The Challenging Counterfeit
- Part Two
Chapter twenty four


The Perils of Syncretism
Open any Sunday magazine, tune in to almost any twenty fours of networked television and it’s not hard to discover the ‘gods’ our society worships. Study how these things are presented to our consciousness! Consumerism itself is a religion that has its rituals and expectations. In one form or another, idolatry is every bit as active today as it was in the ancient world: it is simply more sophisticated.

Keeping ourselves pure in spirit from the prevailing spirits of our time is a major topi in its own right, but I am more concerned here about an altogether subtler threat to the purity of God’s people: the watering down that occurs when elements of other faiths are assumed to be compatible with Christianity and taken on board uncritically. Yes we can learn from everyone; yes there is a sense in which ‘all truth is God’s truth’, but . . .

About a decade ago I came across a man who had heard his first word from the Lord. Quite literally, it was just one word: ‘syncretism.’ Only the other day I met a teacher who had had the same experience. Both had been startled to hear the Lord speaking to them so clearly: both had had to reach for their dictionary to find out what the word meant

Syncretism is ‘the attempt to blend elements of different faiths together under one banner’. As such, it challenges the heart of the gospel, and the first of the commandments: that we are to love the Lord our God – and Him alone – with all of our hearts. Just as the Jezebel-directed priests in Elijah’s day doubtless encouraged the thought that the traditions they received from Baal worship actually enriched their worship of Yahweh, so similar lies abound in our own day.

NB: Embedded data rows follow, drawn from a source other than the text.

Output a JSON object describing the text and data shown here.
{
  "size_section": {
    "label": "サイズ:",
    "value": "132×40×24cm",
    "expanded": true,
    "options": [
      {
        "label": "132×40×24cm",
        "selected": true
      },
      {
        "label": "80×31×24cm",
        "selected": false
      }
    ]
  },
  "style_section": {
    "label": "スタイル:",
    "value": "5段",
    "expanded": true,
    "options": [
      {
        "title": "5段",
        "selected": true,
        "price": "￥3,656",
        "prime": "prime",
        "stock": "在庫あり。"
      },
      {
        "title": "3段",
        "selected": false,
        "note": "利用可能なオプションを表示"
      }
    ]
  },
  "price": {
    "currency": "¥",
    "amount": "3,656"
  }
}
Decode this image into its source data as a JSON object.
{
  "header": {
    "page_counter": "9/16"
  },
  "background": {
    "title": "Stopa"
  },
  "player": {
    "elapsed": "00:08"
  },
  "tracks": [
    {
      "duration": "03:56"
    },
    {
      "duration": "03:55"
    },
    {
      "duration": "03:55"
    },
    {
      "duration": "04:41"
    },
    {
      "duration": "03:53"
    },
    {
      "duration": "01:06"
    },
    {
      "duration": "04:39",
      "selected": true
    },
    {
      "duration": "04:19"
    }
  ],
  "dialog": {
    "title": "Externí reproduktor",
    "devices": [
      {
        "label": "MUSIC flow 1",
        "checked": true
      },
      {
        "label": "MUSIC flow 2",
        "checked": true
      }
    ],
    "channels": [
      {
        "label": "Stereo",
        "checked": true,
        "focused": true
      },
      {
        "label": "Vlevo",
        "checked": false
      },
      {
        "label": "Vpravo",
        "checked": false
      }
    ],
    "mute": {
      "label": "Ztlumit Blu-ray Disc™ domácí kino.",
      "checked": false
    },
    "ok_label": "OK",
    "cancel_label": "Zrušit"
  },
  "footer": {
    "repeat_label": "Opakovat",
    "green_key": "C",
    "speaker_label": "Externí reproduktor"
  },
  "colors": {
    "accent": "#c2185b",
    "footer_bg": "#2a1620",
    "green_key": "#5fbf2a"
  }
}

Many years ago Rosalind and I were out walking one day, somewhere in the hills and valleys of Wales.
We were reflecting on how Lord has often allowed us to share in the launching of quiet places of retreat – as precious places of hospitality and spiritual refreshment– effectively a lay equivalent of the service that monasteries have so long provided. But then the Lord warned us that everything that He was doing in this respect has direct equivalents from others who are fuelled and driven by very different ideologies.

A few minutes later we saw two young men walking towards us, their faces aglow with the particular sheen of those who have found a purpose and a mission in life. The reason soon became apparent: they were from a nearby Buddhist centre.

The simple fact is that many theoretically Christian groups are now openly using elements of Sufi mysticism (a charismatic offshoot of Islam) and Hindu mantras in their meditations. But a mantra is an incantation to a Hindu god, and hence nothing less than a direct invitation to the powers of darkness!

It is a startling pointer to there being a vital layer missing in the Church’s present ministry that it should feel the need to turn to eastern religious systems in search of contemplative direction and inner ‘enlightenment.’ Why should this be when Hinduism believes in a multitude of impersonal gods, who demand servility, yet offer neither the forgiveness nor the practical help that Jesus Himself provides to those who seek Him? Yet Christians through the ages who have opened their hearts to the fullness of His presence have found that what the y receive interiorly, translates itself so very powerfully externally. Nowhere do we see the spiritual bankruptcy of liberal Christianity more clearly than in this willingness to import eastern spirituality into its self-made vacuum. That, in part, is why I wrote Intimacy and Eternity; to help us develop the richness of this inner life.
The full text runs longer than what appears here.